Echinocandins are one of three main types of medications used to treat fungal infections. They generally have mild side effects, and work by inhibiting a key enzyme involved in building the fungal cell wall, effectively halting fungal growth and leading to cell death.
However, like other anti-fungal drugs, the rise of resistance has limited their effectiveness as a stand-alone treatment.
“Finding a way to improve low-toxicity medications — which are easier on patients because they have fewer side effects — is critically important,” Li said. “Part of the problem with current treatments is that, while they are effective, they also can have severe side effects that limit how long and how aggressively we can treat the infection. Moreover, Cryptococcus neoformans causes a type of meningitis that is inherently resistant to echinocandins. If we can improve their effectiveness, we may be able to overcome that resistance.”
Breaking it down to break through
Li and Wright’s teams did more than just identify butyrolactol A — they figured out exactly what it does.
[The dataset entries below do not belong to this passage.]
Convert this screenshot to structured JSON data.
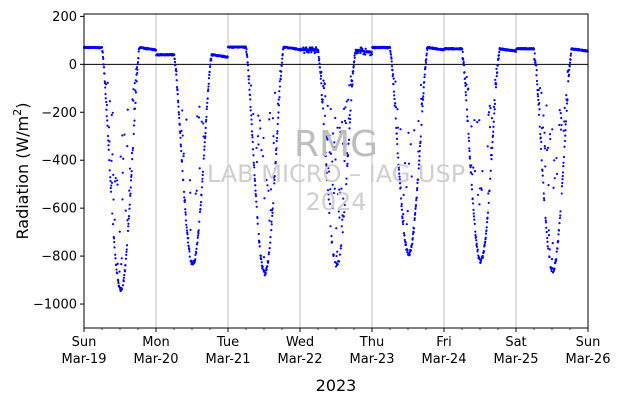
{
  "chart_data": {
    "type": "scatter",
    "title": "",
    "xlabel": "2023",
    "ylabel": "Radiation (W/m",
    "ylabel_superscript": "2",
    "ylabel_close": ")",
    "xlim": [
      "2023-03-19",
      "2023-03-26"
    ],
    "ylim": [
      -1100,
      210
    ],
    "yticks": [
      200,
      0,
      -200,
      -400,
      -600,
      -800,
      -1000
    ],
    "ytick_labels": [
      "200",
      "0",
      "−200",
      "−400",
      "−600",
      "−800",
      "−1000"
    ],
    "xticks": [
      {
        "date": "2023-03-19",
        "day": "Sun",
        "label": "Mar-19"
      },
      {
        "date": "2023-03-20",
        "day": "Mon",
        "label": "Mar-20"
      },
      {
        "date": "2023-03-21",
        "day": "Tue",
        "label": "Mar-21"
      },
      {
        "date": "2023-03-22",
        "day": "Wed",
        "label": "Mar-22"
      },
      {
        "date": "2023-03-23",
        "day": "Thu",
        "label": "Mar-23"
      },
      {
        "date": "2023-03-24",
        "day": "Fri",
        "label": "Mar-24"
      },
      {
        "date": "2023-03-25",
        "day": "Sat",
        "label": "Mar-25"
      },
      {
        "date": "2023-03-26",
        "day": "Sun",
        "label": "Mar-26"
      }
    ],
    "grid": "x-major",
    "zero_line": true,
    "marker_color": "#0000ff",
    "days": [
      {
        "date": "2023-03-19",
        "night_level": 70,
        "min": -940,
        "scatter": 0.12
      },
      {
        "date": "2023-03-20",
        "night_level": 40,
        "min": -830,
        "scatter": 0.05
      },
      {
        "date": "2023-03-21",
        "night_level": 72,
        "min": -870,
        "scatter": 0.08
      },
      {
        "date": "2023-03-22",
        "night_level": 60,
        "min": -840,
        "scatter": 0.18
      },
      {
        "date": "2023-03-23",
        "night_level": 70,
        "min": -790,
        "scatter": 0.1
      },
      {
        "date": "2023-03-24",
        "night_level": 65,
        "min": -820,
        "scatter": 0.12
      },
      {
        "date": "2023-03-25",
        "night_level": 65,
        "min": -860,
        "scatter": 0.14
      }
    ]
  },
  "watermark": {
    "line1": "RMG",
    "line2": "LAB MICRO – IAG USP",
    "line3": "2024"
  }
}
Butyrolactol A works by blocking a lipid transport protein called flippase Apt1–Cdc50 in Cryptococcus neoformans. Normally, this flippase helps distribute lipids in the cell membrane by moving them from outside of the cell to the inside. This carefully orchestrated process supports key aspects of cellular function, including membrane construction, protein transport and cell communication. By inhibiting the flippase, butyrolactol A interferes with the fungus’s internal environment, allowing the antifungal drug echinocandin to get inside more easily — thus making the treatment more effective.
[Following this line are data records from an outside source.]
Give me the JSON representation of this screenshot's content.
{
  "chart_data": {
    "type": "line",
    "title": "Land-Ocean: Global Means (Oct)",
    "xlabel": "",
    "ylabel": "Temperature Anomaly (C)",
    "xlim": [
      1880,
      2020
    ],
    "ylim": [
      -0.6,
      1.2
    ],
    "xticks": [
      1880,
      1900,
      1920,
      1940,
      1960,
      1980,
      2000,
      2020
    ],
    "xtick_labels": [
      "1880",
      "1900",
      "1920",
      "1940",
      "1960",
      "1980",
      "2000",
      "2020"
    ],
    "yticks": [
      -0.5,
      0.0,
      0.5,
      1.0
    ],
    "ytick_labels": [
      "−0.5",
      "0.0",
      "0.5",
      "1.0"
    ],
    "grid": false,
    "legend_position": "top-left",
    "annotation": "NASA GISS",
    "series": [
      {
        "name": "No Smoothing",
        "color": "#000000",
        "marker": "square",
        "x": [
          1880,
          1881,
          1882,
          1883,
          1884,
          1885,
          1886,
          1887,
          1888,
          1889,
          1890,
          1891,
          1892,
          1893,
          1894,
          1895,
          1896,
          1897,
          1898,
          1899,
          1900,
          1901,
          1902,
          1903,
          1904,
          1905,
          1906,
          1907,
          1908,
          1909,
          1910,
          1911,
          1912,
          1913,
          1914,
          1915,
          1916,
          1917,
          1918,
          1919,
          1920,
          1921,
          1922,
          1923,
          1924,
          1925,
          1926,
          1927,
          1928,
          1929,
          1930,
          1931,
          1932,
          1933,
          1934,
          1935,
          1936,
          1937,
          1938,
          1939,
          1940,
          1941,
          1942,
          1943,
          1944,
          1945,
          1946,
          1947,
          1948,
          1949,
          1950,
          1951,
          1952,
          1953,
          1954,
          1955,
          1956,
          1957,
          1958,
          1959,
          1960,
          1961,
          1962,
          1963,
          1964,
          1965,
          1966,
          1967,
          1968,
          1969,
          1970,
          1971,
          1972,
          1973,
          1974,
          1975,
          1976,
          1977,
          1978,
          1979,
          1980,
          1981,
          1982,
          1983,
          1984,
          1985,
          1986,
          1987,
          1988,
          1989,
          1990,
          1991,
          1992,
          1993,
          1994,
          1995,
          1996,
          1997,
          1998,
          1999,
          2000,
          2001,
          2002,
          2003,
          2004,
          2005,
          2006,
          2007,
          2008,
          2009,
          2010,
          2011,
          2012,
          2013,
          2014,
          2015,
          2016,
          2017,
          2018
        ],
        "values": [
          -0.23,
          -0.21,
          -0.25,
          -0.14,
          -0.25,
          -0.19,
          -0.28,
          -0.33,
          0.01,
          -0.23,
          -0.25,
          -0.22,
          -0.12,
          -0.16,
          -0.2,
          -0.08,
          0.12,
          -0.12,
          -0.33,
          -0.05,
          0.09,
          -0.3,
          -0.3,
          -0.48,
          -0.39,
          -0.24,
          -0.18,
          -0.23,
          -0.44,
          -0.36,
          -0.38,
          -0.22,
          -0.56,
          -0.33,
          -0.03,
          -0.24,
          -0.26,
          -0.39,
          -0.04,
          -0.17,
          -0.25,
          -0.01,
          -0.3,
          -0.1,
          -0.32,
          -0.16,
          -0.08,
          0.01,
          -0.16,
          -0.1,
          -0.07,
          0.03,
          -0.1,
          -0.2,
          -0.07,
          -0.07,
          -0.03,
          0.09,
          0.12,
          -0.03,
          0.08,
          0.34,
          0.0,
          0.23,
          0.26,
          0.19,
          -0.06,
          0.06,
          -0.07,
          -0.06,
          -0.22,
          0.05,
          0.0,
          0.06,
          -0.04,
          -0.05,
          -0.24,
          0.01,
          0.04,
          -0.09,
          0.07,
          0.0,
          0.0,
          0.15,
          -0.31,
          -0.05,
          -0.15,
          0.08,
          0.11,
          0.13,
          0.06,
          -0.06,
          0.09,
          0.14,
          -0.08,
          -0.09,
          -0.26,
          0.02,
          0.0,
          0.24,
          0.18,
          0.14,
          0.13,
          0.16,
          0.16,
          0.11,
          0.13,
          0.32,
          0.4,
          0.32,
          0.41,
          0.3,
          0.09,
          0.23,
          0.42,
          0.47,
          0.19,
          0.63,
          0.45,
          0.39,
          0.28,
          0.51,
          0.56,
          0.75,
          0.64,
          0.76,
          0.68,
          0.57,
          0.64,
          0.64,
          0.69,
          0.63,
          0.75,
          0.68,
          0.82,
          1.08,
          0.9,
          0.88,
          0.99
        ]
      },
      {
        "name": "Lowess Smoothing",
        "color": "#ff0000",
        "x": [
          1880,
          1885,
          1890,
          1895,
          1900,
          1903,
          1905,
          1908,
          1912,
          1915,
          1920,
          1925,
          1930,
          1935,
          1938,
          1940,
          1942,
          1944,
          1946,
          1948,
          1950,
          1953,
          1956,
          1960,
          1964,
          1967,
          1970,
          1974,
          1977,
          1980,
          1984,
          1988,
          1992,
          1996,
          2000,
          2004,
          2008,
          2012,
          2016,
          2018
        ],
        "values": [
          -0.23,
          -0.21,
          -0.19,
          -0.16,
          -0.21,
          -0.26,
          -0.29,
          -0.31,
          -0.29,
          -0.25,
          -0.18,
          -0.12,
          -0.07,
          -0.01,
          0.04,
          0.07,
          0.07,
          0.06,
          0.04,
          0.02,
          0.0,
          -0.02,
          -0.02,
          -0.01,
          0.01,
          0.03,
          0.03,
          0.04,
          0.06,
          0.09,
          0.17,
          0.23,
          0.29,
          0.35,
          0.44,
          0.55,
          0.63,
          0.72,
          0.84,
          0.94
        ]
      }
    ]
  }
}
“Thanks to our state-of-the-art Cryo-EM Core, we were able to reveal how the new antifungal compound butyrolactol A binds to its target,” said Diessel Duan, Ph.D., a research scientist in the Li Lab and co-first author of the study. “These findings lay the groundwork for designing more effective antifungal drugs.”
The team’s prior work on flippases in model fungus S. cerevisiae, or baker’s yeast, set the stage for this discovery by improving their understanding of how fungal resistance operates at the molecular level.
“Fungal infections are evolving, so our strategies must advance faster,” said Li. “By revisiting natural compounds to enhance the efficacy of echinocandins, we’re one step closer to developing stronger, more resilient antifungal therapies.”
Funding Acknowledgement
Research reported in this publication was supported by the Canadian Institutes for Health Research under award nos. PJT190298 (Wright), FRN143215 (Brown), MOP119391 (Truant), PJT156067 (MacNeil) and FDN154288 (Cowen); the National Institute of Allergy and Infectious Diseases of the National Institutes of Health under award nos. R01AI039115 (Heitman), R01AI050113 (Heitman), R01AI170543 (Heitman), R01AI172451 (Heitman), R01AI133654 (Heitman and Magwene), R01AI127375 (Cowen), F31AI150120 (Hoy) and R01AI053721 (Kronstad); the National Cancer Institute of the National Institutes of Health under award no. R01CA231466 (Li); and Van Andel Institute (Li).
Cowen is a Canada Research Chair (Tier 1) in Microbial Genomics & Infectious Disease and co-director of the Canadian Institute for Advanced Research (CIFAR) Fungal Kingdom: Threats & Opportunities program (CIFAR Catalyst Grants on BLA: CP21-065; Cowen [University of Toronto]; Heitman [Duke University]; Wright [McMaster University]; and Boone [University of Toronto]).
The content is solely the responsibility of the authors and does not necessarily represent the official views of the National Institutes of Health or other funders.